I took off my mask and everything seemed fine so I signed my name at the top of the questionnaire. After working on it for awhile, I started to feel kind of dizzy and disoriented so I jotted that down. After about 2 minutes, I felt my eyes grow very heavy, tired and noticed that things were starting to look fuzzy. After about 3 minutes, I began to feel tingling all over my body and some hot flashes. Although I felt as though I could keep going, I decided to stop there and get my mask back on. Once everyone had their masks on, we descended and discussed what we felt and whatnot. Afterwards, we had to take a small test to show that we were paying attention to the instructors and we were allowed to leave.
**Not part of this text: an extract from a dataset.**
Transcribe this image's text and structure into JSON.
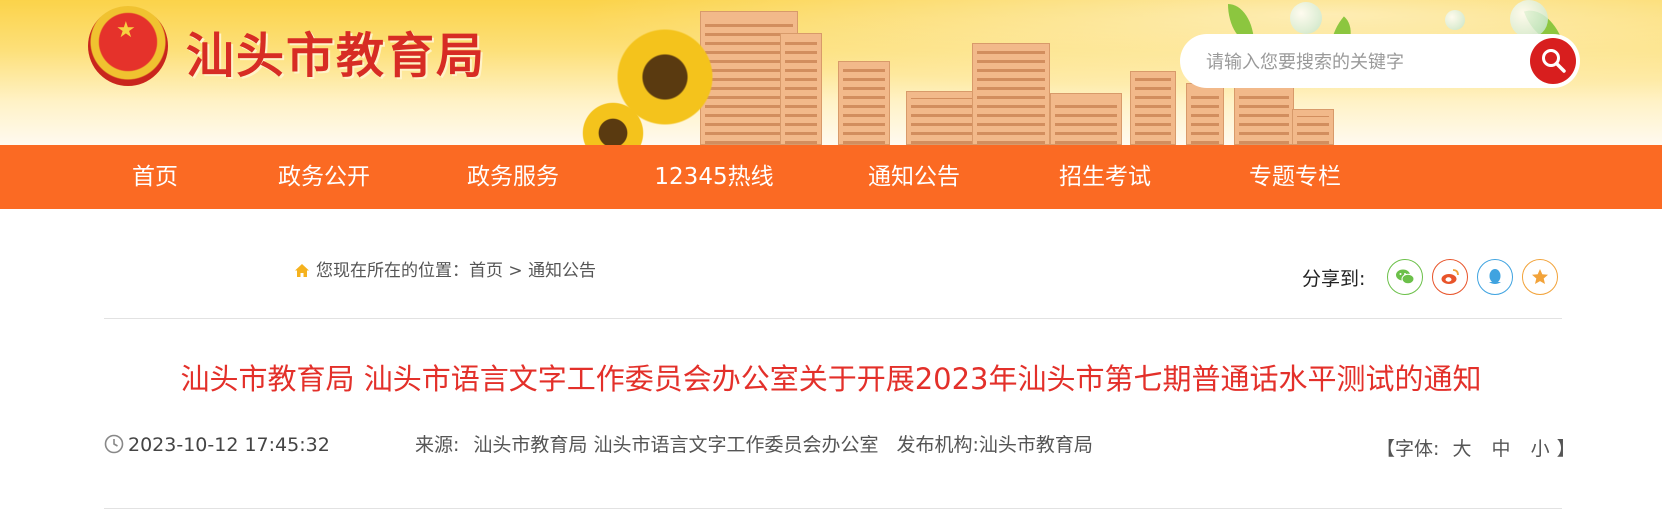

The entire time going home, the only thing I could think about is how the tingling really felt familiar. It felt similar to when I am in the presence of God and can feel the Holy Spirit flow through me. Could it be that entering His presence is a lot like entering an environment that is hazardous to our bodies? It’s like, since our flesh is sinful, it cannot stand to be in His presence without feeling all sorts of weird things such as tingling sensations. Almost like, the body reacts violently. Almost like, our spirit is trying to emerge. I truly cannot imagine what it will feel like when I am standing in His presence. Will it be a tingling sensation? Will it be a disorienting sensation? Will it be a fuzzy sensation? I have no idea what I will feel but I can say this: when it comes to that day, whatever I feel, it will totally be out of this world; a feeling that will completely obliterate any prior experience that I have ever encountered.

Well that was pretty much my day in a nutshell and with that I am signing off!